The collective ultimately managed to save the buildings from demolition through protest and community action. It’s a rather different picture of the art-world property rollercoaster to the one presented some years later in the 2001 docu-soap The New EastEnders, which captured the transformation of Shoreditch. The show took in the perspectives of collectors, auction houses, galleries and dealers; the Barbican curators, in keeping with the programme’s focus, have selected the episode ‘The Artists’, which follows young talent trying to gain a foothold in the local London art scene as well as shadowing more established names including Tim Noble, Sue Webster and Tracey Emin. Their fellow Young British Artist Sarah Lucas is the focus of Vanessa Engle’s Two Melons and a Stinking Fish, made for the BBC in 1996, which doubles as a profile of Lucas and a snapshot of the London art scene at the height of the YBA phenomenon; the film allows Lucas space to embody the provocative attitude that defined the movement.

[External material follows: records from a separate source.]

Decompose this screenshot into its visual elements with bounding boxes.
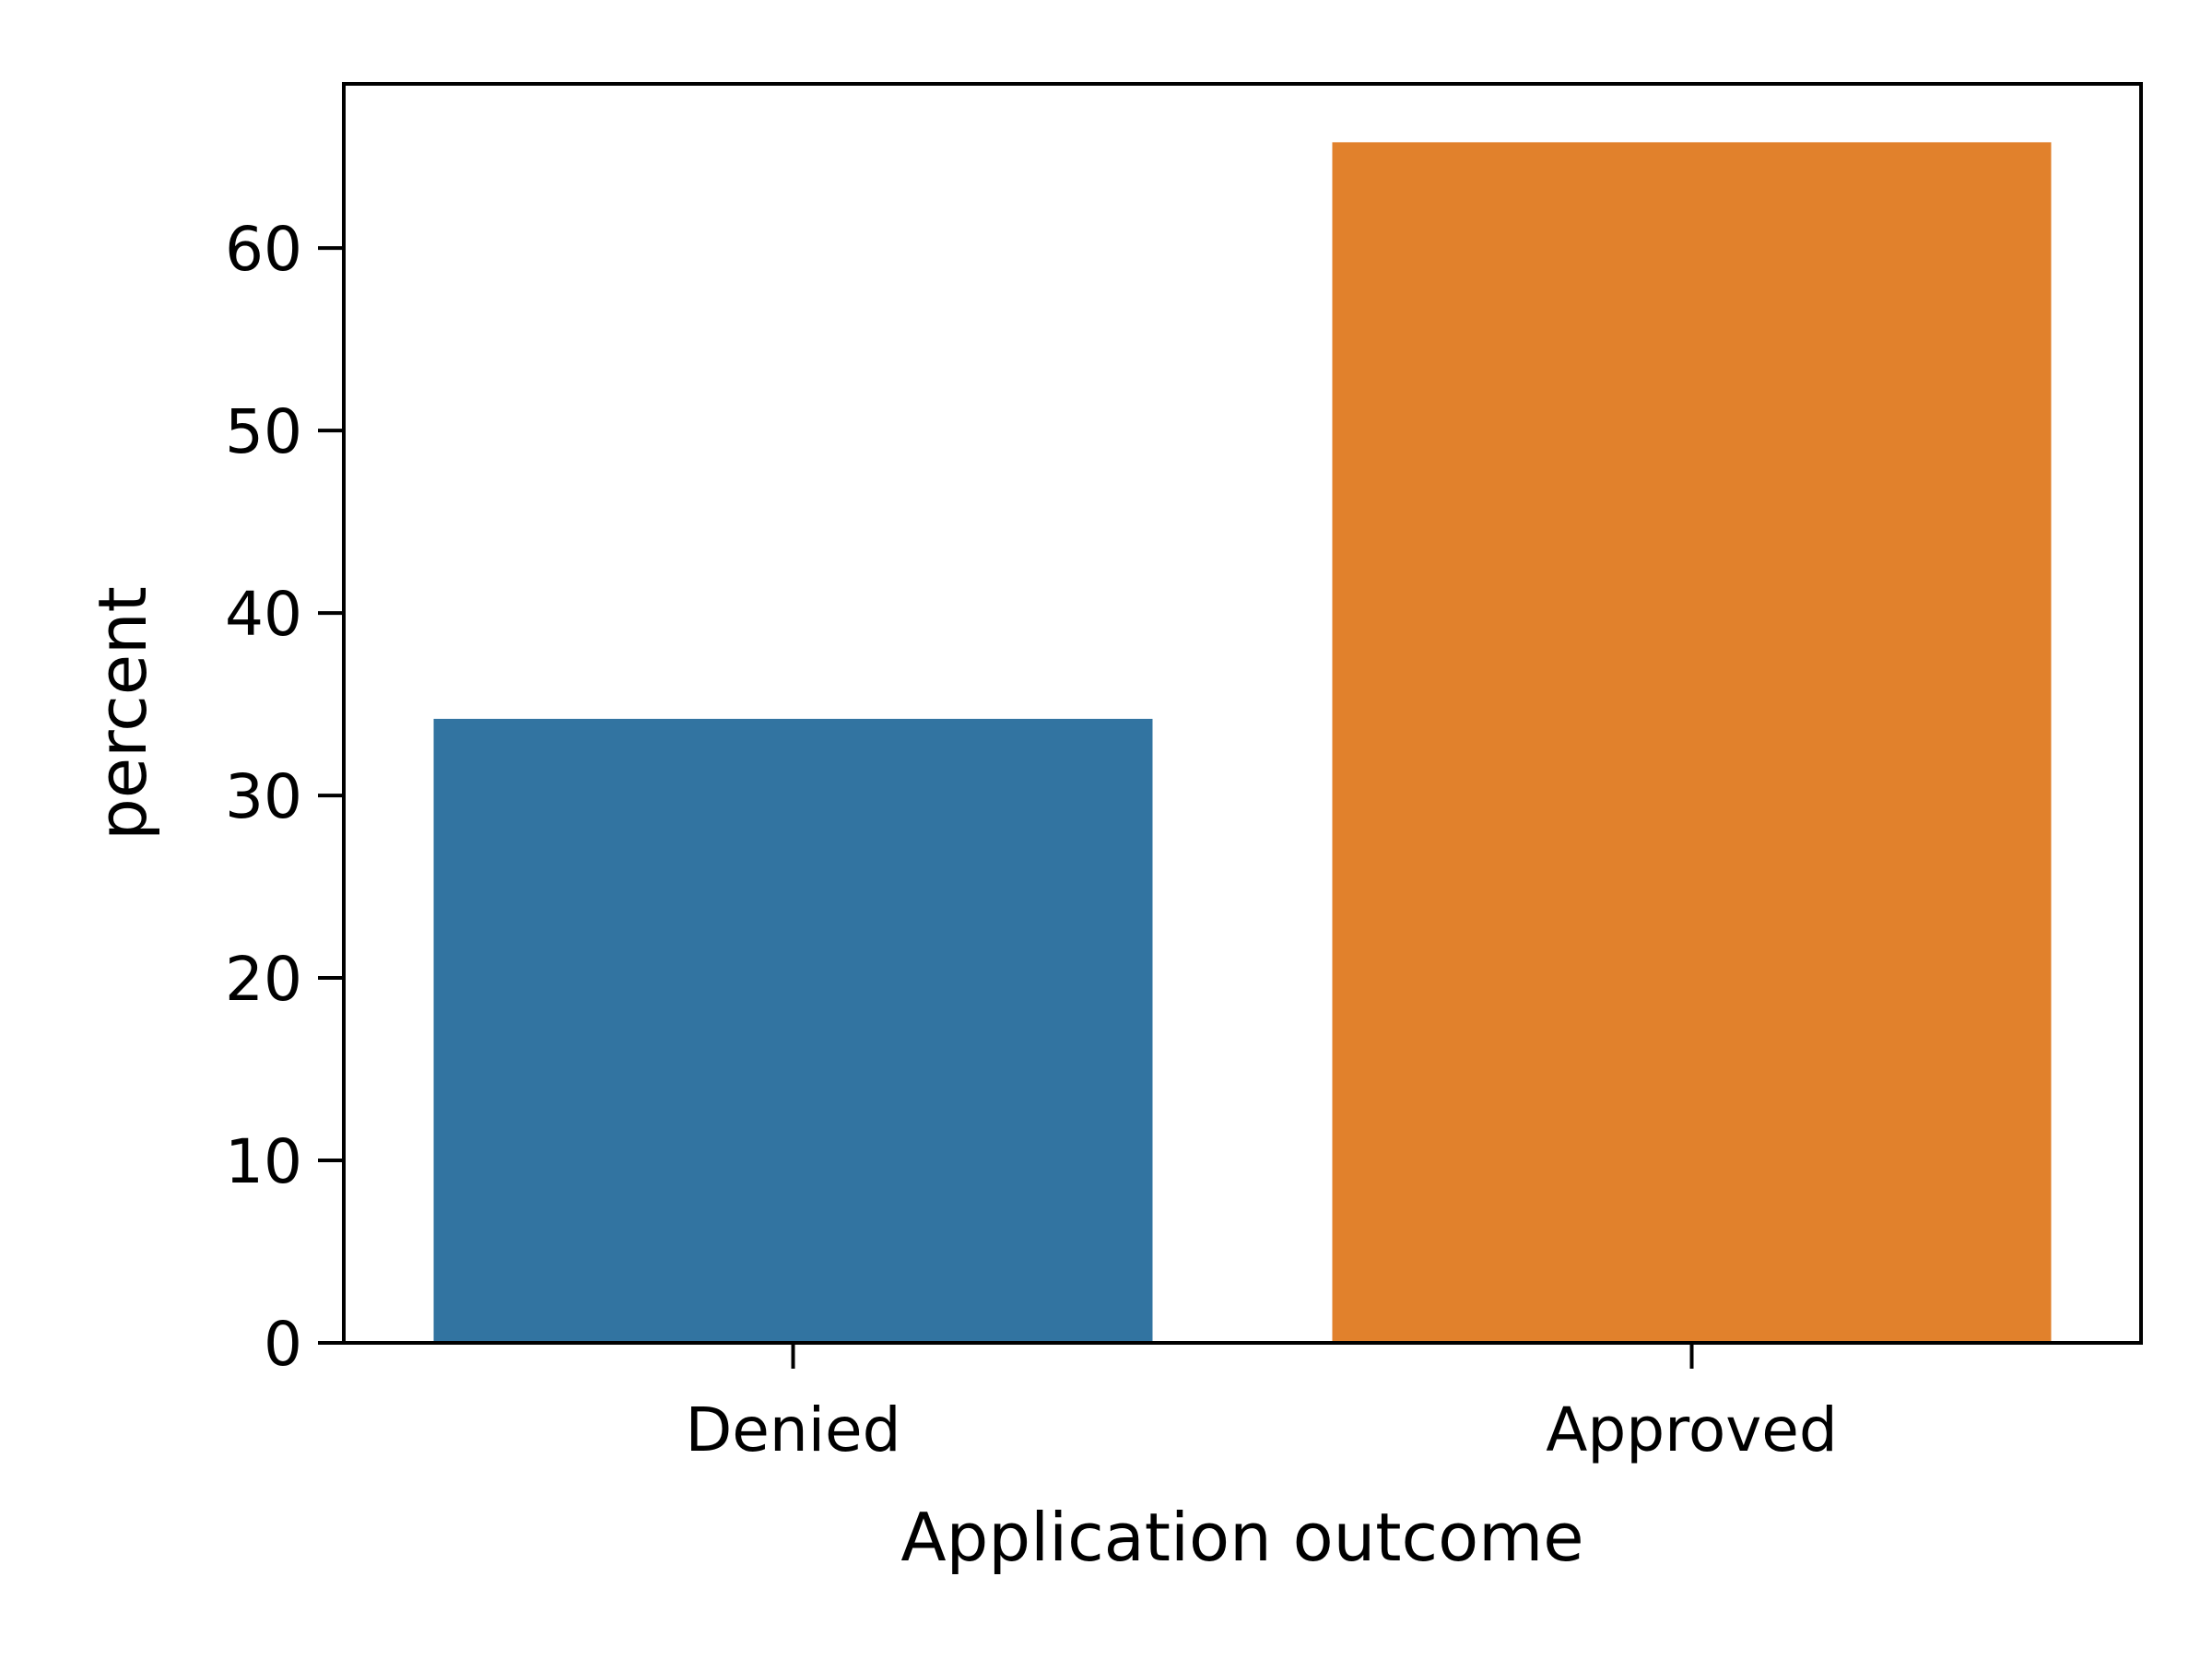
y-tick-label: 10 [225, 1126, 302, 1197]
x-axis-label: Application outcome [900, 1499, 1583, 1576]
x-tick-label: Denied [685, 1394, 900, 1465]
y-axis-label: percent [84, 586, 161, 841]
y-tick-label: 40 [225, 579, 302, 650]
y-tick-label: 50 [225, 396, 302, 467]
y-axis-ticks: 0 10 20 30 40 50 60 [225, 214, 344, 1380]
bars-group [434, 142, 2052, 1343]
y-tick-label: 30 [225, 761, 302, 832]
y-tick-label: 20 [225, 944, 302, 1015]
bar-denied [434, 719, 1153, 1343]
x-tick-label: Approved [1546, 1394, 1838, 1465]
y-tick-label: 0 [264, 1309, 302, 1380]
y-tick-label: 60 [225, 214, 302, 285]
x-axis-ticks: Denied Approved [685, 1343, 1837, 1465]
bar-approved [1333, 142, 2052, 1343]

If these three works take as their subject the interaction between artists and London, the 1985 episode of Arena titled ‘Old Kent Road’ is more an artist’s view of the city. Framed by paraphrased excerpts from the prologue of Chaucer’s Canterbury Tales, which anticipate the episode’s cast of idiosyncratic local storytellers, Mary Dickinson’s film is a patchwork study of place, attempting to express the essence of the street’s personality and history via a tapestry of tales from its storied past. Though it doesn’t revel in nostalgia, making sure to be a contemporary sketch as much as it harks back to bygone times, it’s difficult not to view it as a historical document, a window into another era.

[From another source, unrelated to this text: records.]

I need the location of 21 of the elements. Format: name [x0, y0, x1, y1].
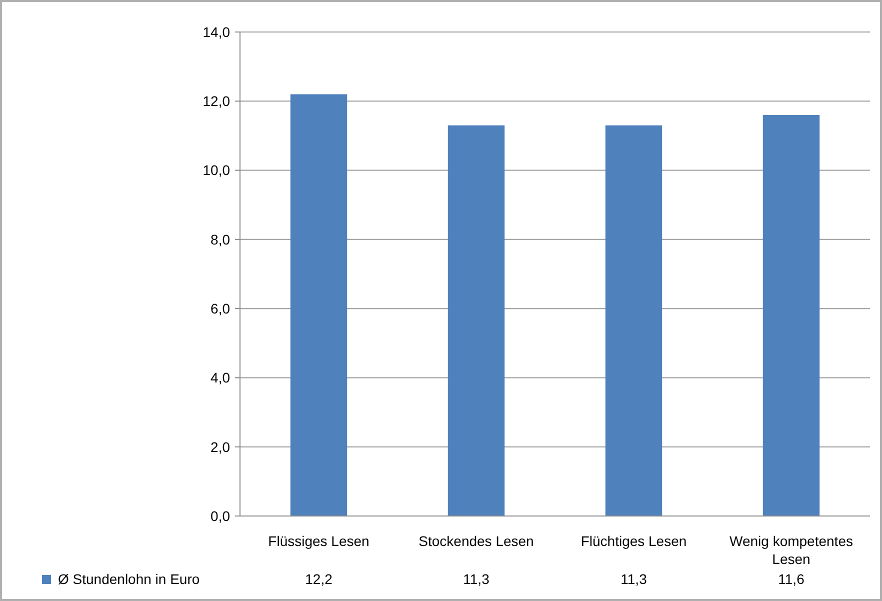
- y-tick-label: 4,0: [210, 370, 230, 386]
- bar: [605, 125, 662, 516]
- y-tick-label: 12,0: [202, 93, 230, 110]
- x-tick-label: Stockendes Lesen: [418, 533, 534, 549]
- data-label: 11,6: [778, 571, 805, 587]
- y-tick-label: 14,0: [202, 24, 230, 40]
- data-label: 11,3: [463, 571, 490, 587]
- y-tick-label: 6,0: [210, 300, 230, 316]
- bar: [290, 94, 348, 516]
- data-label: 12,2: [305, 571, 333, 587]
- bar: [762, 114, 820, 516]
- y-tick-label: 10,0: [202, 162, 230, 178]
- x-tick-label: Flüchtiges Lesen: [580, 533, 687, 549]
- y-tick-label: 8,0: [210, 231, 230, 248]
- bar: [448, 125, 505, 516]
- data-label: 11,3: [620, 571, 648, 587]
- x-tick-label: Flüssiges Lesen: [268, 533, 370, 549]
- x-tick-label: Wenig kompetentes Lesen: [730, 533, 853, 567]
- y-tick-label: 0,0: [210, 508, 230, 524]
- y-tick-label: 2,0: [210, 438, 230, 455]
- legend-label: Ø Stundenlohn in Euro: [58, 571, 200, 587]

This could be said of the programme as a whole, rooted as it is in now-archival materials. Donna Travis’s The Last Pub (2001) and Peter Davis’s Pub (1962) offer glimpses into cherished drinking houses, while Ayo Akingbade’s Deadphant (2020) manages to cram an impressive sense of atmosphere into its three-minute wander through the deserted halls of the Elephant and Castle shopping centre before its demolition. Meanwhile, the Slade appears at various points, our perspective of it shifting throughout the years – from a place of study in Artists Must Live to an alma mater in Artists in Residence and finally, and most intimately, as the setting for then love is the name, Niki Kohandel’s 16mm short about student anti-racism protests in 2020.

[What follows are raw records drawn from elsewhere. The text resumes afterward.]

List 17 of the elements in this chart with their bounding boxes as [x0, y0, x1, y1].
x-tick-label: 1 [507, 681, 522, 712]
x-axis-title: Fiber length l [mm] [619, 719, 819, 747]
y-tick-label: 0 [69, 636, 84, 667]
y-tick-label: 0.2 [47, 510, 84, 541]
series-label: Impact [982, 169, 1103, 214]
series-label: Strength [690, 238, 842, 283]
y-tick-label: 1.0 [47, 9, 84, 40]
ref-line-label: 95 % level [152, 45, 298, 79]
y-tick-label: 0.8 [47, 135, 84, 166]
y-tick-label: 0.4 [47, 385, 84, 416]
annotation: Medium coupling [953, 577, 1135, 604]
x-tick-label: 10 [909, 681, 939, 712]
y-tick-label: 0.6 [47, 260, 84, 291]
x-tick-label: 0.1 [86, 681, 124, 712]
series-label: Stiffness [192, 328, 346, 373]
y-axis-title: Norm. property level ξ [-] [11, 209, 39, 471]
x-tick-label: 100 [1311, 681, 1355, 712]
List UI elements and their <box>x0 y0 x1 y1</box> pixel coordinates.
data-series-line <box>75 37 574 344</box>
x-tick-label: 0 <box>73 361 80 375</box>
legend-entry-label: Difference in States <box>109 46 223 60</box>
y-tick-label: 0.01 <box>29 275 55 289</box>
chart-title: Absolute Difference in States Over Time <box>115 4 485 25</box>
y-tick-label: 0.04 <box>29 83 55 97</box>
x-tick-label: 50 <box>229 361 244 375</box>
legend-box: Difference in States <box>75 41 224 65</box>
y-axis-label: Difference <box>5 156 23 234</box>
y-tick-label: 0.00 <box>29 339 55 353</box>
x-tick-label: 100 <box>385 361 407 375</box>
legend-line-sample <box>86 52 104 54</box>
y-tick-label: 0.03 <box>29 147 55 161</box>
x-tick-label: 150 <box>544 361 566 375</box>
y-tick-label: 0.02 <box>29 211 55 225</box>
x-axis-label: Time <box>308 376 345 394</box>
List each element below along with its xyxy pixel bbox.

The curators expertly pull at – and tie together – these assorted threads, but what is most striking about the season is the sheer wealth and breadth of material they have been able to call upon. From polemical pieces to more poetic studies, the films in the four screenings are both probing and compassionate – true of the artists’ moving-image work but even more evident in the form and focus of the television documentaries. The landscape for airing such work has changed dramatically over the decades, in the wake of top-down policy decisions regarding arts funding and programming, but also amid shifting consumer attitudes towards media – why commission new non-fiction arts series in primetime slots when reality TV is what audiences seem to want?
Revisiting the films and episodes on display in ‘Artists in Residence’ offers a timely reminder of why television once was, and can continue to be, vital in fostering connections between artists and the public, while carving out space for creativity, intellectual enquiry and clear-eyed conversations in a world that increasingly devalues artists and the arts.
‘Artists in Residence’ is at the Barbican Centre, London, until 15 February.